The Korea Herald
- Type: Daily newspaper
- Format: Broadsheet
- Owner: Herald Media Inc.
- Publisher: Jeon Chang-hyeop
- Editor: Lee Joo-hee
- Staff writers: 50
- Founded: August 1953; 72 years ago
- Language: English
- Headquarters: Huam-ro 4-gil 10 Herald Square, Yongsan-gu, Seoul, Republic of Korea
- Country: South Korea
- Website: www.koreaherald.com

= The Korea Herald =

South Korean English-language newspaper

The Korea Herald is a South Korean English-language daily newspaper founded in August 1953 and published in Seoul. The editorial staff is composed of Korean and international writers and editors, with additional news coverage drawn from international news agencies such as the Associated Press.

The Korea Herald is operated by Herald Corporation. Herald Corporation also publishes The Herald Business, a Korean-language business daily, The Junior Herald, an English weekly for teens, The Campus Herald, a Korean-language weekly for university students. Herald Media is also active in the country's booming English as a foreign language sector, operating a chain of hagwon as well as an English village.
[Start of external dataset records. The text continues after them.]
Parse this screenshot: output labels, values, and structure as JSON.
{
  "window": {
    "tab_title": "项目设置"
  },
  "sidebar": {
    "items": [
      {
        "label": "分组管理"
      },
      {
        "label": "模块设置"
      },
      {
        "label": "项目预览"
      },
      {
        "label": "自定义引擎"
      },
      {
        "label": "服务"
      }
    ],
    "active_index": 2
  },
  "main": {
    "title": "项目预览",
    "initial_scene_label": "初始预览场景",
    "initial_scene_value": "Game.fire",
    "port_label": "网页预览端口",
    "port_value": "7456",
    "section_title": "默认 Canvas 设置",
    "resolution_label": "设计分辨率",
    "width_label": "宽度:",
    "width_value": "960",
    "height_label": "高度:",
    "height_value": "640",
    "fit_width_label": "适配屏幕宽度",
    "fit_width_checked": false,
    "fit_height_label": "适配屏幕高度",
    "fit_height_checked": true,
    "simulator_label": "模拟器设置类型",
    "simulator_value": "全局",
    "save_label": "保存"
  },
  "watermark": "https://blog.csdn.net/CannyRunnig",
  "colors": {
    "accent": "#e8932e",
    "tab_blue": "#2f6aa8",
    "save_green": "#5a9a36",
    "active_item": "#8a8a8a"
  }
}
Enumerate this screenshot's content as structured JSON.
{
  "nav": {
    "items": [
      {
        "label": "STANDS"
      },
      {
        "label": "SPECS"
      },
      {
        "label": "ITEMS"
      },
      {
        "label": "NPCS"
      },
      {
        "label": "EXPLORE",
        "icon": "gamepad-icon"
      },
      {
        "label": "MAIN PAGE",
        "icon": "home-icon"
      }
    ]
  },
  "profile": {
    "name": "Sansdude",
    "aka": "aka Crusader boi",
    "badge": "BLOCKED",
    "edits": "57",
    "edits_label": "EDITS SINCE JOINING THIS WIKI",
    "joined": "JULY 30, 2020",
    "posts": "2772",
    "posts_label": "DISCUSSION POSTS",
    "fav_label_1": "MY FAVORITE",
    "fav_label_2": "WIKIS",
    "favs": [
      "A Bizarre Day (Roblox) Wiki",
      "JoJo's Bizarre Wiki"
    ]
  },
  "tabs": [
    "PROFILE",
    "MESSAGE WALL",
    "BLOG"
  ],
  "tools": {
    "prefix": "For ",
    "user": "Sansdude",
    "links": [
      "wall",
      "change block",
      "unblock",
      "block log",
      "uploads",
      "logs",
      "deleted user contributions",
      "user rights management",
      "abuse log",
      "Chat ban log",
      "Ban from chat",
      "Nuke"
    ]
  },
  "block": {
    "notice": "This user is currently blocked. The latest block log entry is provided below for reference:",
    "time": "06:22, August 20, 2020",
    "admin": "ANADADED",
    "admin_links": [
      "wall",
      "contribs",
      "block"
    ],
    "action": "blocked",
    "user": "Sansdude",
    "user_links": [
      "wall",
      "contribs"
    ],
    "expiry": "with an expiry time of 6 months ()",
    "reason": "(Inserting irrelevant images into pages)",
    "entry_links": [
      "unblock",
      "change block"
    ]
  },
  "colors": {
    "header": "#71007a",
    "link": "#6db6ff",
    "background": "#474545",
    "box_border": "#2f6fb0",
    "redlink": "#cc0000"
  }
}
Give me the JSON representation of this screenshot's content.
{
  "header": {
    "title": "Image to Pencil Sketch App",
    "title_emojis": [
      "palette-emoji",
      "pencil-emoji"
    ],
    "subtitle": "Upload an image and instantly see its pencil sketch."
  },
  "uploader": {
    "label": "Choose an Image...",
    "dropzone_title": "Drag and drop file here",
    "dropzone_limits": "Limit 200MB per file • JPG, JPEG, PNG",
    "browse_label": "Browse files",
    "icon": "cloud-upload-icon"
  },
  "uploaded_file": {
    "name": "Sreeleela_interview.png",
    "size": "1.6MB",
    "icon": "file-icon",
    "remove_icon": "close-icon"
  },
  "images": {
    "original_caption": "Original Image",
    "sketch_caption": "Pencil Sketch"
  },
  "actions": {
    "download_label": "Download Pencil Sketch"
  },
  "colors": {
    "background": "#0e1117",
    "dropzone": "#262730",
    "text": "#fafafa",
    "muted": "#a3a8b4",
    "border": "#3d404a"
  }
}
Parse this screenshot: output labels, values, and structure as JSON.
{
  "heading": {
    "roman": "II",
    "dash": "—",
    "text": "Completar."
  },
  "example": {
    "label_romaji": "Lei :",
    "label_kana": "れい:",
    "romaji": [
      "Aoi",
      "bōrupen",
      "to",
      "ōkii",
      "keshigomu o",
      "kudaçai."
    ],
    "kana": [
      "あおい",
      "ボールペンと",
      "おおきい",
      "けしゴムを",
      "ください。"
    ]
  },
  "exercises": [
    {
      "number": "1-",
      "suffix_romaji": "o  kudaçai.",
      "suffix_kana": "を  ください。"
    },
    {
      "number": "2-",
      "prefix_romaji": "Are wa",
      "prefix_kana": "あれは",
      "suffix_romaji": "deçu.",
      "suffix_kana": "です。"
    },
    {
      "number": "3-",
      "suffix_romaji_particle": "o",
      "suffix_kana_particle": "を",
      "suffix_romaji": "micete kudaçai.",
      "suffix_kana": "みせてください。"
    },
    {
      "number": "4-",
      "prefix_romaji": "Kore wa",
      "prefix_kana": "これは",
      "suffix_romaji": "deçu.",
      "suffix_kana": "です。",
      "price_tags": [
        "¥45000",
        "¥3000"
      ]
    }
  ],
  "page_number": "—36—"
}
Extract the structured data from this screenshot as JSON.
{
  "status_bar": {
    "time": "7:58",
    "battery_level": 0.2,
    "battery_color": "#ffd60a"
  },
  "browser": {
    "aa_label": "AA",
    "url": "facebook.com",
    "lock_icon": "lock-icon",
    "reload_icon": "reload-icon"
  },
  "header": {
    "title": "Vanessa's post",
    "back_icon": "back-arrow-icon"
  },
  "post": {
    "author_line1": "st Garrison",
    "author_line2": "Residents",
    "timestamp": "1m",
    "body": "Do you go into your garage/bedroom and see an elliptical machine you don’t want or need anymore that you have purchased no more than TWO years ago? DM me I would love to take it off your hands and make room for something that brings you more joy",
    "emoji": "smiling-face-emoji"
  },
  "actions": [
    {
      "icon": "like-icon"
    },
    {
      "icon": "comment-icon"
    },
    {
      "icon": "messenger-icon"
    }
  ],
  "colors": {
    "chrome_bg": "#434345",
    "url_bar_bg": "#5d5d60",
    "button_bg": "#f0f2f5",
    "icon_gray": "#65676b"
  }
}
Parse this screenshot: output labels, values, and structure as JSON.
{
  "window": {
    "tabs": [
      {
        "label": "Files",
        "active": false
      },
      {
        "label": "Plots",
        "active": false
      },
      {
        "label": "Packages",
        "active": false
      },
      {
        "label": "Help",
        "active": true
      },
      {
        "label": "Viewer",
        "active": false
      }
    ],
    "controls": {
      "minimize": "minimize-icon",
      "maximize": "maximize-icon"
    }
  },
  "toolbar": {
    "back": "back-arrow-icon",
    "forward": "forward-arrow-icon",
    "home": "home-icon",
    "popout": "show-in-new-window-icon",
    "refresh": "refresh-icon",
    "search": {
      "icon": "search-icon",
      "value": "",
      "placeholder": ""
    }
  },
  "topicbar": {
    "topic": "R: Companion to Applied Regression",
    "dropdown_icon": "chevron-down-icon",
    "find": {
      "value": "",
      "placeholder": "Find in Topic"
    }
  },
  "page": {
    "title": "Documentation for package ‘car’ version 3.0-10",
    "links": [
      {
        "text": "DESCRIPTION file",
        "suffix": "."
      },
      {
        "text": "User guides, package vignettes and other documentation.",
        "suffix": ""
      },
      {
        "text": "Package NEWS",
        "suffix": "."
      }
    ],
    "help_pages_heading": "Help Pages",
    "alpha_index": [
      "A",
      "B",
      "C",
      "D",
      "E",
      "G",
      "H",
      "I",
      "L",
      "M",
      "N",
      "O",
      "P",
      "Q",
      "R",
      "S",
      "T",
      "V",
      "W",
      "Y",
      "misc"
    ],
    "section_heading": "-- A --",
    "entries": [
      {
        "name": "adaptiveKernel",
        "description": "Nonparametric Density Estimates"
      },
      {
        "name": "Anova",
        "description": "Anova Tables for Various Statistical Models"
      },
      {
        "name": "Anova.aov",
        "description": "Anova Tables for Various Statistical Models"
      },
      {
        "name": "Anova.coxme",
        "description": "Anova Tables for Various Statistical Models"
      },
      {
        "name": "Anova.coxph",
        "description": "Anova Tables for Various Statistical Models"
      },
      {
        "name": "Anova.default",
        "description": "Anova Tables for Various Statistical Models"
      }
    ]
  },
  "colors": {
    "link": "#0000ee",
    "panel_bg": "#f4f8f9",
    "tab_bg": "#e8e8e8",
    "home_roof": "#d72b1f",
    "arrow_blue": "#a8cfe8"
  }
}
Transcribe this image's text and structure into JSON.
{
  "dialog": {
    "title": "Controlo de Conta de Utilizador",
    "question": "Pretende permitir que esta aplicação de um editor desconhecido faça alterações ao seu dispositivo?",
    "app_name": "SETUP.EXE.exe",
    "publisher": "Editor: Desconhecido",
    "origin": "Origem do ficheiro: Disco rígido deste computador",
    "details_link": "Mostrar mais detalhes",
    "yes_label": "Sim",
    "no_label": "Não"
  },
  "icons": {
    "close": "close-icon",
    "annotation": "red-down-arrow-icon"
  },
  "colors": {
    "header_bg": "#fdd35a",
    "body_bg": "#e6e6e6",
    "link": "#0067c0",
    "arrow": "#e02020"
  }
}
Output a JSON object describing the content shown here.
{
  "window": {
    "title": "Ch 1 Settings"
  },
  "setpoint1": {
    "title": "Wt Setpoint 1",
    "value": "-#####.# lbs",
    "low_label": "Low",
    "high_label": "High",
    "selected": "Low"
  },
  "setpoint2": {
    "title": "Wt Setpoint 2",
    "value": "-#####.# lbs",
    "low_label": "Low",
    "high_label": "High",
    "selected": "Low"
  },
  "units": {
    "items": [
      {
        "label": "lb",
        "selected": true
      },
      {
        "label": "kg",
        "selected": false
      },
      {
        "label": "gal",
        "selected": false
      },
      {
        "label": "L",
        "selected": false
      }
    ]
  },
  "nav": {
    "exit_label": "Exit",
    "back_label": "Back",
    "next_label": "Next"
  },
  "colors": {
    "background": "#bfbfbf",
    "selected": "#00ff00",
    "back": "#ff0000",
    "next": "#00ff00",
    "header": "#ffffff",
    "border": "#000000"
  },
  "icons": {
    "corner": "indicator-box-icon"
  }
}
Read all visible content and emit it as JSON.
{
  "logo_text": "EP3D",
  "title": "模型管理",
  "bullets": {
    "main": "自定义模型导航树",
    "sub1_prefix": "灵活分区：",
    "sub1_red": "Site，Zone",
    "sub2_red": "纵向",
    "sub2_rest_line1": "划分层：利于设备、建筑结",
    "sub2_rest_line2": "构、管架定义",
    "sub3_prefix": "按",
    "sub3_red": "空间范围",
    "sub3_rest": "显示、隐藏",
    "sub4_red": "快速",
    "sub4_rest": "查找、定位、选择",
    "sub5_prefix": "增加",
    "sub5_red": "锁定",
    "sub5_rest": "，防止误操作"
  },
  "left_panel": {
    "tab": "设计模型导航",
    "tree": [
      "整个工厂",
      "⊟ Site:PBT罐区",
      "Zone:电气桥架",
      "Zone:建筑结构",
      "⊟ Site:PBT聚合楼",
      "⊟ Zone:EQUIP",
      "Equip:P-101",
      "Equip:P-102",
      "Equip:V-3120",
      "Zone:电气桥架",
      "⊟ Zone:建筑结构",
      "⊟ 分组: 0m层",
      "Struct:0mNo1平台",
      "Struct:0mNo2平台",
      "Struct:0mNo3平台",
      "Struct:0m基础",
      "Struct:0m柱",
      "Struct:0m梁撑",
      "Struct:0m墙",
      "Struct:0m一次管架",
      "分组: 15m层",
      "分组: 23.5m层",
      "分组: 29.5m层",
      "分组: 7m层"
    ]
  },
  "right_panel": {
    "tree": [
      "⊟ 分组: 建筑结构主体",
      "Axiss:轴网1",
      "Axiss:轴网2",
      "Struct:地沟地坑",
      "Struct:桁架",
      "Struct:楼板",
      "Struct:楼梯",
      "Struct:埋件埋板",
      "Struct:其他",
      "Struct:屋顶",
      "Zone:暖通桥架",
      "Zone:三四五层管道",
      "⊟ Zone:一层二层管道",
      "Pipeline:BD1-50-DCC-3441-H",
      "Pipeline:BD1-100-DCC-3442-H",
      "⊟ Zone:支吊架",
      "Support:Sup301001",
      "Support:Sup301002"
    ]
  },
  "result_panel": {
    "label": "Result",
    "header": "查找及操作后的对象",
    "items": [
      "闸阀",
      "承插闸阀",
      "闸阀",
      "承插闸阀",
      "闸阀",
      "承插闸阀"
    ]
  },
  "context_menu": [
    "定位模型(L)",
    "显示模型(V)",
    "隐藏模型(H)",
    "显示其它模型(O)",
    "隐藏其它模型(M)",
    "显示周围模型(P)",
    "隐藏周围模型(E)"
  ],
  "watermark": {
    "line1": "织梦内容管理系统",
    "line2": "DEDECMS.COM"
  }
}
The Korea Herald is a member of the Asia News Network.

==History==
===The Korean Republic===
The Korea Herald was first published on August 13, 1953, as The Korean Republic. It was a four-page, tabloid-sized, English-language daily. In 1958, The Korean Republic published its fifth anniversary issue of 84 pages, the largest ever in Korea. On July 11, 1961, it increased its page sizes. In February 1962, The Korean Republic published its first daily educational supplement and launched the Korean Republic English Institute (the Korea Herald Language Institute). From February 1964, its weekly overseas edition had 12 tabloid-sized pages.

===The Korea Herald===
In August 1965, The Korean Republic was renamed The Korea Herald. In March 1970, it began publishing a tabloid-sized monthly magazine called Korean Frontier that it distributed to universities and libraries internationally. The magazine focused on promoting Korean culture. This magazine was converted to a weekly publication called Korean News Review in September 1972, and published on current affairs. During the 1970s, the paper established branch offices abroad. It had offices in New York City, Tokyo, Hong Kong, and Sydney. In March 1975, the newspaper introduced Korea's first computerized typesetting system. In April 1982, the daily international edition of The Korea Herald was launched as an eight-page tabloid.

===Internet===
In January 1997, the company published the official newspaper of the 18th Winter Universiad. In 1997, Korea Telecom selected The Korea Herald as the official public database partner. The first Herald School, a franchised English education center for children, opened in 2000 as the Herald Academy Inc. In August of the same year, The Korea Herald began to publish 20 pages daily. According to The Guardian in 2002, The Korea Herald had a specialty in IT and business news.

=== The Junior Herald===
In 2004, Herald Media won the right to manage the Seoul English Village, an English language immersion school set up by the Seoul Metropolitan City government; the Pungnap Campus opened in December 2004 and similar ones opened in the following years. In May 2004, The Junior Herald, an English-language newspaper for preteens, was launched.